Não conhecia a história, embora seja um fã de Leonard Cohen, muito especialmente desta música. É parecido com os amores de Abelardo e Heloísa, tanto quanto o consente a distância, não só temporal e felizmente para Cohen, só parecido. Os grandes amores são, afinal e na nossa mitogenia ocidental, os impossíveis, seja qual for a razão da impossibilidade. A tragédia, a proibição, a fugacidade, a ausência, a norma social, etc. Porquê? Por uma razão simples: o amor não existe.

seven

Mefi: atenção que não era um chá qualquer...
Abujardo: o teu comentário é muito pertinente. Penso como tu: os grandes amores possuem o estigma da impossibilidade na sua natureza intrínseca. Não podem existir, portanto. O que existe então que nos liga? Algum interesse, conveniência, sei lá.

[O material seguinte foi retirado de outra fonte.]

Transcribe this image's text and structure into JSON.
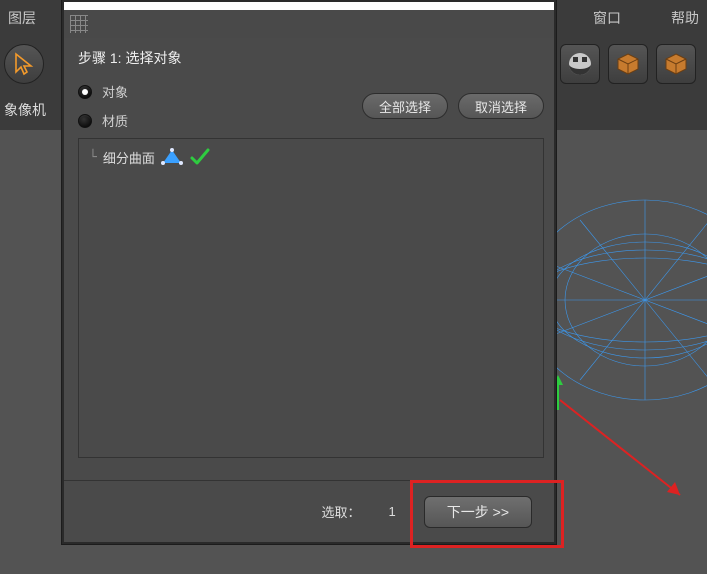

A amizade sim, existe, e é-lhe superior.

samahtis

Como fã incondicional do Leonard Cohen, deixem-me dizer-vos que estão enganados sobre o amor. O amor existe é um apego ´de outras vidas e sintonia energética. Supera todos os problemas do mundo, como a doença a falta de dinheiro, rigorosamente tudo, até a morte supera.
Eu, sou um exemplo disto tudo que acabo de relatar. Talvez um dia, eu tenha tempo para explicar de um modo arcaico o sentimento AMOR pois osdialetos deste planeta têm significados e adjectivos muito limitados para tão sublime sentimento (luz).

L.

Há uma leitura comum qto ao amor neste mundo, que ele só existe, culmina ou se realiza com a conjunção carnal. Infelizmente, tal crença permanecerá, pois dificilmente muitos alcançarão a visão do amor perfeito. Que ultrapassa o que nos foi condicionado pelos costumes sociais, culturais e religiosos.
O que em um primeiro momento parece ser triste. Foi o que a vida destinou a eles, e nem por isso perdeu sua importância aos envolvidos.

Joao Afonso

Um belo momento de duas almas afinizadas. E como todos estes encontros, durando pouco. Ou imenso? A duração, medida pelo tempo relativo dos relógios, é sempre curta. Já medida pela alma, tem a dimensão absoluta do infinito.

mila

Leonard Cohen e a elegância da alma.